Avez-vous un message à faire passer aux épiciers fins ?

O. R. : Vous leur dites que je les aime et que j’ai toujours plaisir à les rencontrer. Je voudrais aussi leur dire que je ne réponds pas à toutes les sollicitations et que je sais qu’ainsi je passe parfois à côté de gens extraordinaires… et cela me frustre énormément. Il faudrait que je devienne mon propre commercial, que je prenne mon bâton de pèlerin et que je fasse le tour de France des épiciers fins. Je ne peux pas fonctionner sans cette dimension humaine.
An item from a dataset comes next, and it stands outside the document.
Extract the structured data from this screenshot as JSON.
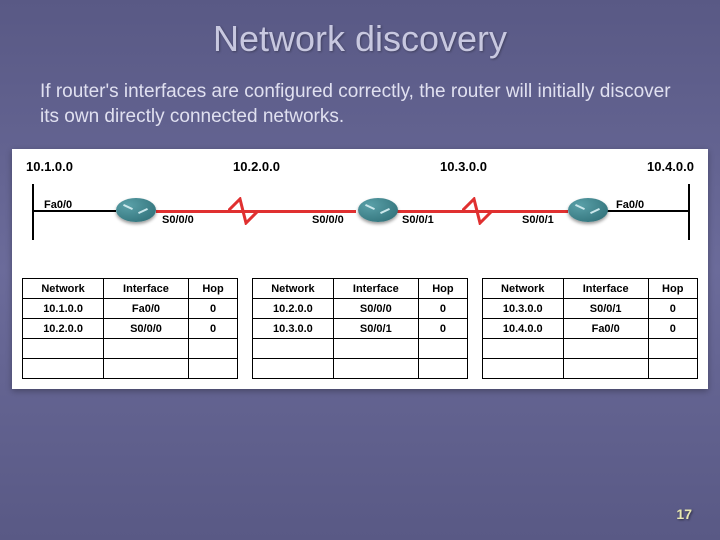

Comment vivez-vous cette frustration ?

O. R. : C’est difficile car j’ai toujours envie de rencontrer les gens ; je suis à l’écoute d’avis, de conseils, d’échanges. Faire comprendre que la symbolique des épices est très forte, c’est important. Pourquoi, par exemple, depuis la haute-Egypte, les hommes veulent-ils avoir des épices et pourquoi leur confèrent-ils autant de valeur ? Cela fait deux cents ans que l’on persuade les Européens que le bon se situe entre le gras, le sel et le sucre, alors que la nature nous offre une multitude de saveurs extraordinaires qui permettent de se nourrir différemment. Je pense que l’on peut s’émerveiller de la vie grâce aux épices, qui représentent l’autre, l’ailleurs, le différent, l’étranger. “Le marchand, qu’il vende des produits des quatre coins du monde ou de sa campagne, a une connaissance à partager, c’est un expert.”

Et sur le métier d’épicier fin ?

O. R. : Nous sommes des passeurs de saveurs et c’est un rôle essentiel dans un monde qui tend à se banaliser. Il faut les encourager, car ce sont souvent des indépendants qui ont une belle éthique. Il ne faut pas qu’ils se trompent, ce métier c’est quelque chose de compliqué, c’est un engagement : il faut réconcilier la nature et les hommes, la campagne et la ville. Alors que l’on parle beaucoup du lien direct entre le consommateur et le producteur, moi, je crois beaucoup au marchand, dans le sens noble du terme, à sa place dans notre société. Le marchand, qu’il vende des produits des quatre coins du monde ou de sa campagne, a une connaissance à partager, c’est un expert.